A Year’s Progress
My writing has abruptly declined until this very moment. I haven’t really been able to do anything when it comes to writing. I can never find the words for anything anymore. The only time words ever seemed to come easily is when it came to you, and maybe it is because you lived in each syllable I wrote at the time. My words were yours and my words meant more to me than most things did at the time. That’s why it was always so difficult to write after you. It felt like I was keeping you alive. My words betrayed me and I wasn’t sure what to do with them anymore.

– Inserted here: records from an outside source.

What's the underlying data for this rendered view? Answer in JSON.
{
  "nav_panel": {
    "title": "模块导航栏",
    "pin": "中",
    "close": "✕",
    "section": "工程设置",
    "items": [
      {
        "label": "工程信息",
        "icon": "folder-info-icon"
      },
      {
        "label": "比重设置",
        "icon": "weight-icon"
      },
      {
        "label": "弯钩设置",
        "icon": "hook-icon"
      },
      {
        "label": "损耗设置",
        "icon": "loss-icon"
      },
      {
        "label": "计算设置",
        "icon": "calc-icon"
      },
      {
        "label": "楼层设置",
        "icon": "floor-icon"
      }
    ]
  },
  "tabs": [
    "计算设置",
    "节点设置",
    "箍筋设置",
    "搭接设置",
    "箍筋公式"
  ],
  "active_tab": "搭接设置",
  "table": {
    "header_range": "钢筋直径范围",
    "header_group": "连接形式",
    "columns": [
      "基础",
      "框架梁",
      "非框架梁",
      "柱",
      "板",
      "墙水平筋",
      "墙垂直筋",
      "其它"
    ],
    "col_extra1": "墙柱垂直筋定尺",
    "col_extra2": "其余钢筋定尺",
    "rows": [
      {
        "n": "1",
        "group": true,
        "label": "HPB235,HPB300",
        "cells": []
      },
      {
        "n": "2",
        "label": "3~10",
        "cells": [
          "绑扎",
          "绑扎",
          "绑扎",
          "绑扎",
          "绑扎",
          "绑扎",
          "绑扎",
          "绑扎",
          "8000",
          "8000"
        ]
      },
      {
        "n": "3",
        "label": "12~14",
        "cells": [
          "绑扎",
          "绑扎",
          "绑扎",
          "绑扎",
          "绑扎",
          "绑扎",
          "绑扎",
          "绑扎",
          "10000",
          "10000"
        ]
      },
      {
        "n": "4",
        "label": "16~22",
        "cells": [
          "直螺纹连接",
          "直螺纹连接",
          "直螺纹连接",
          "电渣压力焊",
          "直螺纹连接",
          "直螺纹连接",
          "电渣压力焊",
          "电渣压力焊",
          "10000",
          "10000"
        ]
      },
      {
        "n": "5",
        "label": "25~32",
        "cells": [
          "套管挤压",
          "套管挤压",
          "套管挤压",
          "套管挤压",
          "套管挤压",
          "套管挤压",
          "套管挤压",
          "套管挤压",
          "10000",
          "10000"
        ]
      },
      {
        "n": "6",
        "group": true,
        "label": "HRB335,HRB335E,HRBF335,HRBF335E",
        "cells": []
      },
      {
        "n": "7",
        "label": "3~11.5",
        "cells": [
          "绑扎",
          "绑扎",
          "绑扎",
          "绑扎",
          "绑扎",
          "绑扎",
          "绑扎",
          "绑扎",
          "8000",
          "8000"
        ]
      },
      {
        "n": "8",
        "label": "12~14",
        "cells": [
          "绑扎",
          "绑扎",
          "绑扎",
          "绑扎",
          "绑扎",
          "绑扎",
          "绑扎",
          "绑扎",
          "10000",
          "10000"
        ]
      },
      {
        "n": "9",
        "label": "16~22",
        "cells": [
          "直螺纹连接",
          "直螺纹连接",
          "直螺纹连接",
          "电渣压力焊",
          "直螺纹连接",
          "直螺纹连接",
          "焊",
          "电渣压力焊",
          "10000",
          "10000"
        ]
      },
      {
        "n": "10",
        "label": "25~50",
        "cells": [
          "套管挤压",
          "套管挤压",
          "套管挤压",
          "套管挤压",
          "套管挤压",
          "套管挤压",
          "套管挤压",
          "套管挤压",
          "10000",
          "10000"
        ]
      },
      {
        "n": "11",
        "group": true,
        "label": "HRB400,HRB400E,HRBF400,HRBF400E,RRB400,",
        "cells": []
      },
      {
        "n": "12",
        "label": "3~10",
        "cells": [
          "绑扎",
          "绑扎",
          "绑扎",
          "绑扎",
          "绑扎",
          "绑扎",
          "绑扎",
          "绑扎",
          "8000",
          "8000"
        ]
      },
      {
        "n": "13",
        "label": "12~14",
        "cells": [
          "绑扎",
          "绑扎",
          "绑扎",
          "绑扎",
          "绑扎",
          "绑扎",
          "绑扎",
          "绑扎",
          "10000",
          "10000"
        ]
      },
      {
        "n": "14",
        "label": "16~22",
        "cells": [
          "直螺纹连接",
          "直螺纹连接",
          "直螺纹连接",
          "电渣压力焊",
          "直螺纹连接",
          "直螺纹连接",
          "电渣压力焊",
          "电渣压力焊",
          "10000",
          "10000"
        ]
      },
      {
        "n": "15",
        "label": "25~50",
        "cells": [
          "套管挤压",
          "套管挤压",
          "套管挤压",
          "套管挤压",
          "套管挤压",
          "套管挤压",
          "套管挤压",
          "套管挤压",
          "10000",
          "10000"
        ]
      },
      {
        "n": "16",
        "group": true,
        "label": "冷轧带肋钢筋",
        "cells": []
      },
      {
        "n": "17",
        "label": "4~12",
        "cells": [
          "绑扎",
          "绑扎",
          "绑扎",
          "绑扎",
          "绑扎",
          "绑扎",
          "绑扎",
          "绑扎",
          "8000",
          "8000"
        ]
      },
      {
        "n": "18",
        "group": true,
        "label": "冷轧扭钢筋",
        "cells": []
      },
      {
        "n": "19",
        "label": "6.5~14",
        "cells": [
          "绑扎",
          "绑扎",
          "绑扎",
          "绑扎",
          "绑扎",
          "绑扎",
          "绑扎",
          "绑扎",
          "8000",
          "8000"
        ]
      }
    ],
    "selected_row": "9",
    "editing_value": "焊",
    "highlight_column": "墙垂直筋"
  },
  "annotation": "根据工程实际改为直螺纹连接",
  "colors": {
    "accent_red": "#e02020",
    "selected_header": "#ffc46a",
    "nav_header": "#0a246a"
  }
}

On this day one year ago, I remember frantically trying to find anything to keep myself busy with. I wanted to be surrounded by friends in an environment that wouldn’t allow me to wallow in the mess you had left behind. I couldn’t stand to be alone. I remember the very thought of it constricting my chest and blurring my vision. I remember how much I drank on this day, and how I would always find myself crying in the scarce seconds I had to myself before someone would come up to check on me. “I couldn’t even last today. I wasn’t strong enough for today.” I muttered those words to myself with utter disappointment.
I wasn’t proud of who I was on this day one year ago. I can’t even really say that I’m proud of myself as I am now- but I survived.
I survived you. And that was the hardest and most difficult task I’ve ever been faced with. As much as I don’t want it to, your chapter still and will hold more significance than most. It was my breaking point. You were when I had to decide, for myself, who exactly I wanted to be.
And now I know that I can be without you. That happiness is achievable. You weren’t the end for me. I’m going to get out there more.